What's Really Delaying the Defeat of Aging? - reasonattlm
http://www.fightaging.org/archives/2012/08/whats-really-delaying-the-defeat-of-aging.php

======
lutusp
> What's Really Delaying the Defeat of Aging?

That's easy to answer -- our ignorance of cell biology. We only have a
superficial understanding of a cell's life cycle and mechanisms.

But this isn't part of the author's reality. A quote from the article: "I
broke the back of the first problem in mid-2000, when I realized that
regenerative medicine - repairing the accumulating damage of aging - will
probably be far simpler and easier to implement than the alternative followed
by most biogerontologists, namely slowing the creation of that damage.
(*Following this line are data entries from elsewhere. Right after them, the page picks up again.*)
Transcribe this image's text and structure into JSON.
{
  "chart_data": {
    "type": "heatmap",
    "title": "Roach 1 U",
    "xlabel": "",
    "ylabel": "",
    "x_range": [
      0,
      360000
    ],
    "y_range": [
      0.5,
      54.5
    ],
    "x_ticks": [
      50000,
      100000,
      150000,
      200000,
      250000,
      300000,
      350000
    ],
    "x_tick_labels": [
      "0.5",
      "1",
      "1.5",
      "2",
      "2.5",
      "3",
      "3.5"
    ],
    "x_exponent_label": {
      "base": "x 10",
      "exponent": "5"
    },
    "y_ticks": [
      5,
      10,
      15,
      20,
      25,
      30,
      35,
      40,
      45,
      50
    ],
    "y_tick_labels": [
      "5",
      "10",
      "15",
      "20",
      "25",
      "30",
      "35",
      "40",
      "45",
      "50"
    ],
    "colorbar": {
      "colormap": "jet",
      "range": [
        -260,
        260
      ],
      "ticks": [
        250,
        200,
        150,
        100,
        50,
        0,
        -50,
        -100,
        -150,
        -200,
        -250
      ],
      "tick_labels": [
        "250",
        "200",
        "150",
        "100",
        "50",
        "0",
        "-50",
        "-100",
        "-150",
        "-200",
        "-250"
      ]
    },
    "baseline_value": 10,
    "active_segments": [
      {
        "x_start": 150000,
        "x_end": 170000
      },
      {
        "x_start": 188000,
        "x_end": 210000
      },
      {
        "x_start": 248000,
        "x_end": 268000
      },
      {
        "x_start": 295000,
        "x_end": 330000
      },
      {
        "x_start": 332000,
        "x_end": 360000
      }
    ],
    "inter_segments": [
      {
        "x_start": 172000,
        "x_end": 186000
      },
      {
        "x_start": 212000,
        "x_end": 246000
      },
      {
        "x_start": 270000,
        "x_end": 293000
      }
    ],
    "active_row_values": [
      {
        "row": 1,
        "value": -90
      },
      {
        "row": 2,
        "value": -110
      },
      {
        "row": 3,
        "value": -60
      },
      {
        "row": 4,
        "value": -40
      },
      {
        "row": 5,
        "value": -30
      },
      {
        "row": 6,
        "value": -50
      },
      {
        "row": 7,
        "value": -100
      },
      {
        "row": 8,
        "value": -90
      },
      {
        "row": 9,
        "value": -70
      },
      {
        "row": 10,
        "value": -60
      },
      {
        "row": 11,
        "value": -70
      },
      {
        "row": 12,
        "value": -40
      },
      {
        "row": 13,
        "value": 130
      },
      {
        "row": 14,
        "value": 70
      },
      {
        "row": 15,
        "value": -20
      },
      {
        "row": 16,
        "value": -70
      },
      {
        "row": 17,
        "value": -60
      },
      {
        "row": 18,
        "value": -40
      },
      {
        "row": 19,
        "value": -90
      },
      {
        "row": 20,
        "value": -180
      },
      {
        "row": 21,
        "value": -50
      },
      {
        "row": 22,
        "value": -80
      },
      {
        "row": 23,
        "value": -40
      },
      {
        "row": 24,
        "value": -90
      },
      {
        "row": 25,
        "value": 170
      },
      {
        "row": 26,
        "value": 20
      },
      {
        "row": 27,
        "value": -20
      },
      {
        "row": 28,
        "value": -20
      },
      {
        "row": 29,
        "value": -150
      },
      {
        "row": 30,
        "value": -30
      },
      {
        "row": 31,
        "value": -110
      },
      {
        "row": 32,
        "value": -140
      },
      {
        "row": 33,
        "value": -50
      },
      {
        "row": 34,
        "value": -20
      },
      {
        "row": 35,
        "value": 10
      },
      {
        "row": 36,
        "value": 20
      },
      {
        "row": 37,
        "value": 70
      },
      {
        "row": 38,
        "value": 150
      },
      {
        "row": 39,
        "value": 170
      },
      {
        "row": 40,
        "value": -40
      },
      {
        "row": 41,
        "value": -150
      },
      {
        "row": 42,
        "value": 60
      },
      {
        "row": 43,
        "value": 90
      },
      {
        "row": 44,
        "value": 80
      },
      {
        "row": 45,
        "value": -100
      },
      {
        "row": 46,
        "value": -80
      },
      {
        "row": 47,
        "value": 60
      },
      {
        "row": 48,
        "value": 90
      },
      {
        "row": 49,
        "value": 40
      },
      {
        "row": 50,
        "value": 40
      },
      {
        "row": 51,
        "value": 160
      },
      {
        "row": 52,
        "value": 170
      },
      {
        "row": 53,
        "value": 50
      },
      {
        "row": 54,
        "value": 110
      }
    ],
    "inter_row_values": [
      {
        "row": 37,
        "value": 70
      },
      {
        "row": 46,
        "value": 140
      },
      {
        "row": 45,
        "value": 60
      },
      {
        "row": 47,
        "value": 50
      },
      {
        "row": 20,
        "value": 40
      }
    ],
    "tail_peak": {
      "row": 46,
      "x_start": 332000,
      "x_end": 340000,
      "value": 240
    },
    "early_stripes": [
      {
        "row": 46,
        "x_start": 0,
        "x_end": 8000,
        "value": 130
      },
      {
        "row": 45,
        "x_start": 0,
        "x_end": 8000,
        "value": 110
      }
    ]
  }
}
By that
time, I had also done most of the heavy lifting of item 2 (as I continued to
do thereafter), by connecting with leading researchers worldwide, mostly face
to face at conferences, and improving their understanding ..."

Wow -- you "broke the back" of a problem that in fact remains unsolved, did
"most of the heavy lifting", and spoke to many leading scientists, "improving
their understanding" of the basic issues? Based on those quotes, this isn't
about aging and gerontology, it's about narcissism. And narcissism, like
aging, is at present incurable.

The author goes on to complain about a lack of funding, but the problem isn't
funding, the problem is a lack of plausible ideas. Obviously if some likely
attack on this problem were proposed and backed up by scientific evidence,
there would be unlimited funding. The sparse funding speaks for itself. And
the author's tendency to "improve the understanding" of the scientists working
in this field isn't a solution, it's an unsolved problem.